Aujourd’hui l’année exceptionnelle est l’année sans aléa climatique », continue de scander Jean-Marie Fabre. Depuis 3 ans, le président des vignerons indépendants de France attend du gouvernement un « plan Marshall » et la mise à disposition d’outils techniques, fiscaux et assurantiels pour y faire face. « Lors de notre dernière enquête nationale, 62 % de nos adhérents ont désigné l’aléa climatique comme première cause d’instabilité économique pour leur entreprise, devant l’inflation et les charges » insiste-t-il.
Souhaitant marquer les esprits pour faire bouger les choses, le vigneron de Fitou a reçu deux fois le ministre de l’Agriculture Marc Fesneau sur son exploitation, « où il est tombé en 3 ans 469 mm, moins que lors d’une année moyenne ». Jean-Marie Fabre a prévenu que ce qu’il vivait en ce moment était « la démonstration de ce que connaîtrait bientôt l’ensemble de la France » et enfoncé le clou sur le dernier Salon de l’Agriculture en reprenant les propos de Jacques Chirac devant le premier ministre Gabriel Attal et le président Emmanuel Macron, « pour les inviter à ne pas regarder ailleurs alors qu’une partie de la France brûle, mais plutôt à être au rendez-vous du destin climatique du pays ».

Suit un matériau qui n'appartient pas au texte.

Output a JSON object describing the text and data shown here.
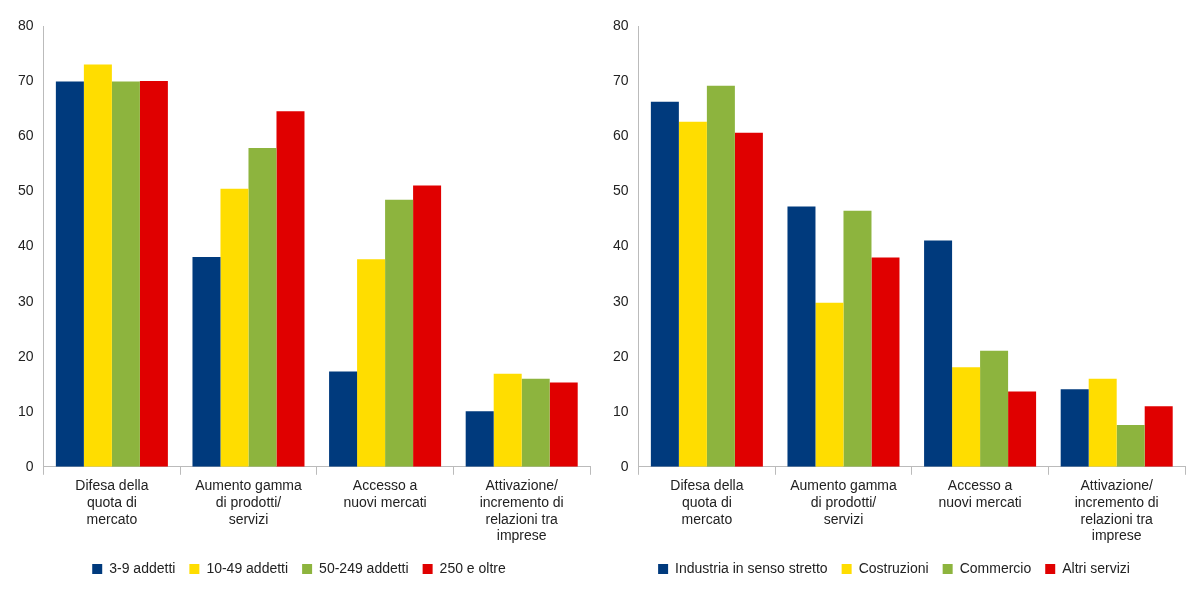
{
  "chart_data": [
    {
      "type": "bar",
      "categories": [
        "Difesa della quota di mercato",
        "Aumento gamma di prodotti/ servizi",
        "Accesso a nuovi mercati",
        "Attivazione/ incremento di relazioni tra imprese"
      ],
      "series": [
        {
          "name": "3-9 addetti",
          "color": "#003a7d",
          "values": [
            70,
            38.1,
            17.3,
            10.1
          ]
        },
        {
          "name": "10-49 addetti",
          "color": "#ffdd00",
          "values": [
            73.1,
            50.5,
            37.7,
            16.9
          ]
        },
        {
          "name": "50-249 addetti",
          "color": "#8db43e",
          "values": [
            70,
            57.9,
            48.5,
            16
          ]
        },
        {
          "name": "250 e oltre",
          "color": "#e00000",
          "values": [
            70.1,
            64.6,
            51.1,
            15.3
          ]
        }
      ],
      "ylim": [
        0,
        80
      ],
      "yticks": [
        0,
        10,
        20,
        30,
        40,
        50,
        60,
        70,
        80
      ],
      "grid": false,
      "legend": "bottom"
    },
    {
      "type": "bar",
      "categories": [
        "Difesa della quota di mercato",
        "Aumento gamma di prodotti/ servizi",
        "Accesso a nuovi mercati",
        "Attivazione/ incremento di relazioni tra imprese"
      ],
      "series": [
        {
          "name": "Industria in senso stretto",
          "color": "#003a7d",
          "values": [
            66.3,
            47.3,
            41.1,
            14.1
          ]
        },
        {
          "name": "Costruzioni",
          "color": "#ffdd00",
          "values": [
            62.7,
            29.8,
            18.1,
            16
          ]
        },
        {
          "name": "Commercio",
          "color": "#8db43e",
          "values": [
            69.2,
            46.5,
            21.1,
            7.6
          ]
        },
        {
          "name": "Altri servizi",
          "color": "#e00000",
          "values": [
            60.7,
            38,
            13.7,
            11
          ]
        }
      ],
      "ylim": [
        0,
        80
      ],
      "yticks": [
        0,
        10,
        20,
        30,
        40,
        50,
        60,
        70,
        80
      ],
      "grid": false,
      "legend": "bottom"
    }
  ]
}
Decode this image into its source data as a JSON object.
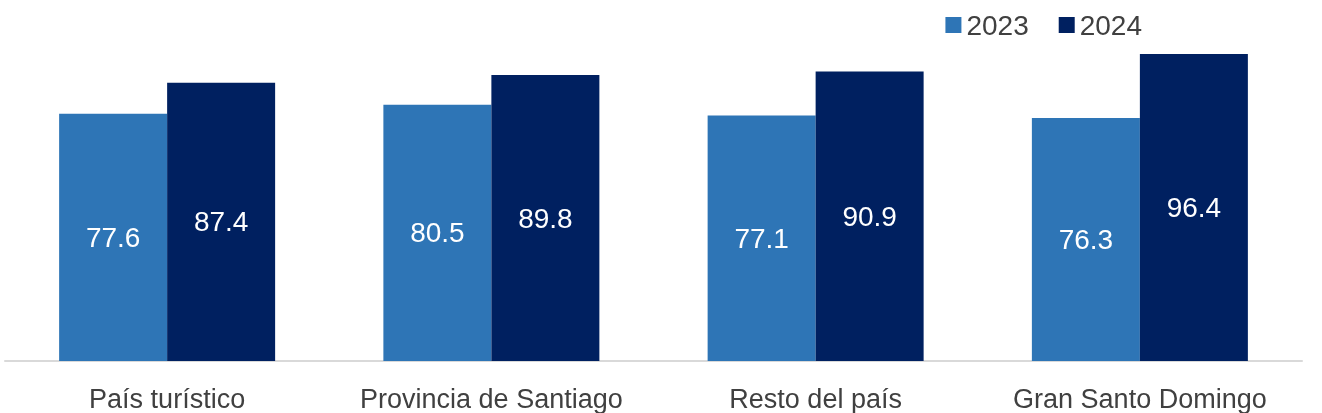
{
  "chart_data": {
    "type": "bar",
    "categories": [
      "País turístico",
      "Provincia de Santiago",
      "Resto del país",
      "Gran Santo Domingo"
    ],
    "series": [
      {
        "name": "2023",
        "color": "#2e75b6",
        "values": [
          77.6,
          80.5,
          77.1,
          76.3
        ]
      },
      {
        "name": "2024",
        "color": "#002060",
        "values": [
          87.4,
          89.8,
          90.9,
          96.4
        ]
      }
    ],
    "data_labels": true,
    "legend": "top right",
    "grid": false
  }
}
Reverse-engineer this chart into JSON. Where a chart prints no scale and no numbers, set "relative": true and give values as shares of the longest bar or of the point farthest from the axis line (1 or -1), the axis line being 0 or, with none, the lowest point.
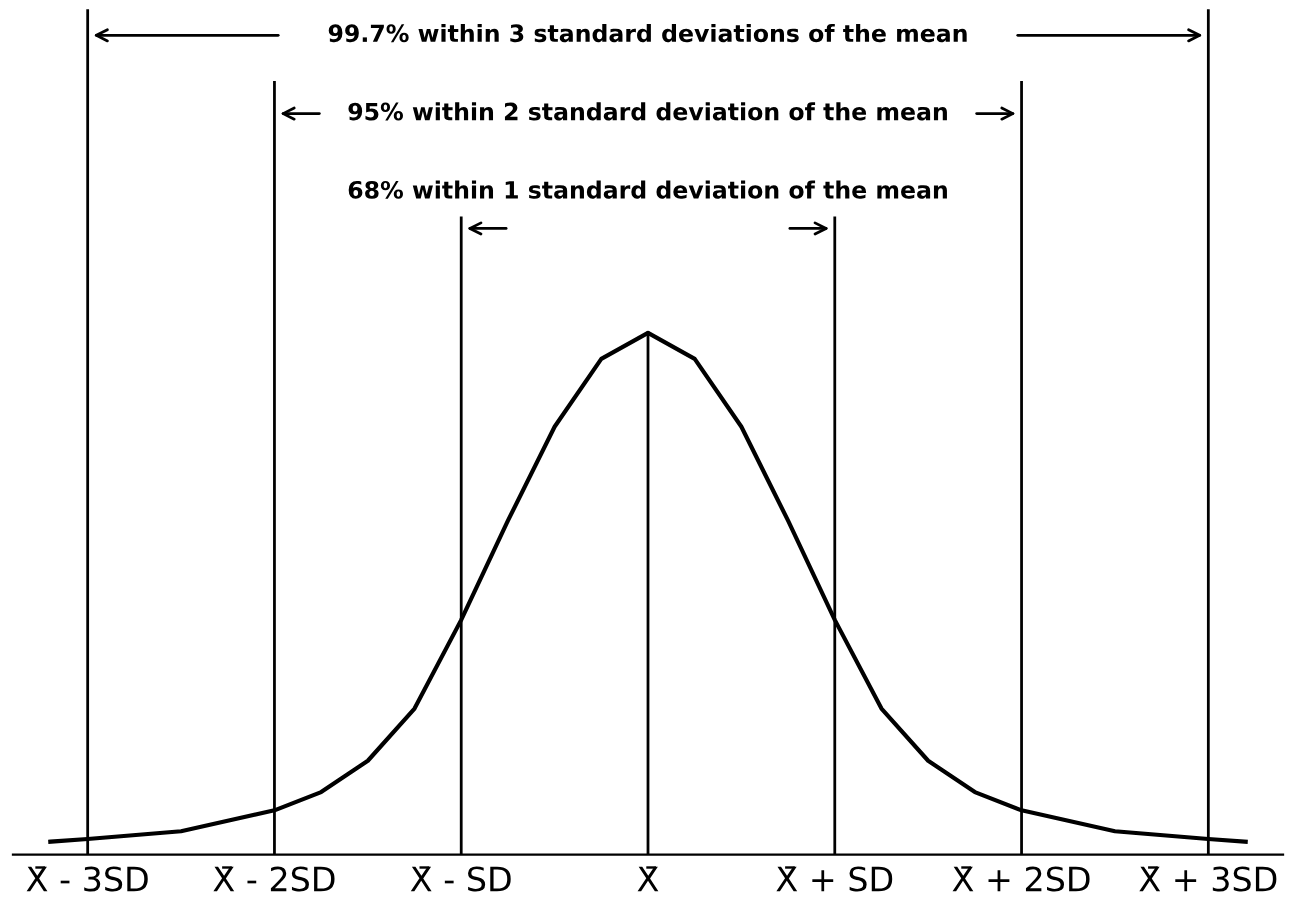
{
  "chart_data": {
    "type": "line",
    "relative": true,
    "x": [
      -3.2,
      -3,
      -2.5,
      -2,
      -1.75,
      -1.5,
      -1.25,
      -1,
      -0.75,
      -0.5,
      -0.25,
      0,
      0.25,
      0.5,
      0.75,
      1,
      1.25,
      1.5,
      1.75,
      2,
      2.5,
      3,
      3.2
    ],
    "series": [
      {
        "color": "#000000",
        "values": [
          0.025,
          0.03,
          0.045,
          0.085,
          0.12,
          0.18,
          0.28,
          0.45,
          0.64,
          0.82,
          0.95,
          1,
          0.95,
          0.82,
          0.64,
          0.45,
          0.28,
          0.18,
          0.12,
          0.085,
          0.045,
          0.03,
          0.025
        ]
      }
    ],
    "xlim": [
      -3.4,
      3.4
    ],
    "xticks": [
      {
        "value": -3,
        "label": "X̄ - 3SD"
      },
      {
        "value": -2,
        "label": "X̄ - 2SD"
      },
      {
        "value": -1,
        "label": "X̄ - SD"
      },
      {
        "value": 0,
        "label": "X̄"
      },
      {
        "value": 1,
        "label": "X̄ + SD"
      },
      {
        "value": 2,
        "label": "X̄ + 2SD"
      },
      {
        "value": 3,
        "label": "X̄ + 3SD"
      }
    ],
    "ref_lines": [
      {
        "axis": "x",
        "value": -3
      },
      {
        "axis": "x",
        "value": -2
      },
      {
        "axis": "x",
        "value": -1
      },
      {
        "axis": "x",
        "value": 0
      },
      {
        "axis": "x",
        "value": 1
      },
      {
        "axis": "x",
        "value": 2
      },
      {
        "axis": "x",
        "value": 3
      }
    ],
    "annotations": [
      "99.7% within 3 standard deviations of the mean",
      "95% within 2 standard deviation of the mean",
      "68% within 1 standard deviation of the mean"
    ],
    "grid": false,
    "legend": false,
    "marker": "none",
    "line_style": "solid"
  }
}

Jean-Marie Fabre a vu son acharnement récompensé ce 16 juillet avec le lancement par le gouvernement d’une concertation relative à un plan baptisé « agriculture climat Méditerranée », dont l’objectif est, sur une zone "test", d’accompagner les agriculteurs pour éviter la désertification et les risques d’inondations, de coulées de boue, ou d’incendies qu’elle fera courir aux populations.
Etat, collectivités territoriales, Chambres d’Agriculture, organisations professionnelles et autres structures d’accompagnement des agriculteurs (coopératives, banques, assurances…) doivent se retrouver ces prochains jours autour d’une table pour échanger sur les conséquences du changement climatique sur les différentes filières, faire émerger des projets de territoires grâce à une première enveloppe de 50 millions d’euros, et réfléchir à la diversification.
Le président des vignerons indépendants attend beaucoup des discussions sur la ressource en eau. Il souhaite une accélération des projets de retenues collinaires pour l’irrigation, « notamment dans des zones d’expansion de crue, près de l’Orb ou de l’Aude, en profitant par exemple des trous creusés pour la construction de la LGV ou le doublement de l’autoroute A9 », davantage de réutilisation des eaux usées, et la construction de nouvelles infrastructures pour amener l’eau du Rhône jusqu’aux Pyrénées. « Actuellement, on pompe annuellement 150 millions de mètres cubes d’eau du Rhône sur les 55 milliards déversés dans la Méditerranée. Cette année, avec le printemps extrême qu’a connu la moitié nord de la France, c’est même sur 60 milliards. En utiliser 80 à 150 millions de plus via la construction d’un nouvel Aqua Domitia ne semble pas déraisonnable pour sécuriser l’agriculture quand les retenues collinaires et la Reut ne sont pas suffisantes » justifie-t-il.
Il espère surtout que ce plan constituera « le top départ » d’une prise de conscience plus générale et des projets dans les autres bassins viticoles français et européens. Jean-Marie Fabre prévient que « pour l’Etat le coût de ces projets est sans commune mesure avec celui auquel il devra faire face dans 10 ou 20 ans si les friches remplacent la vigne, que le maillage économique lié à la viticulture disparait, et que des incendies dévastant des centaines de milliers d’hectares font déplacer les populations ».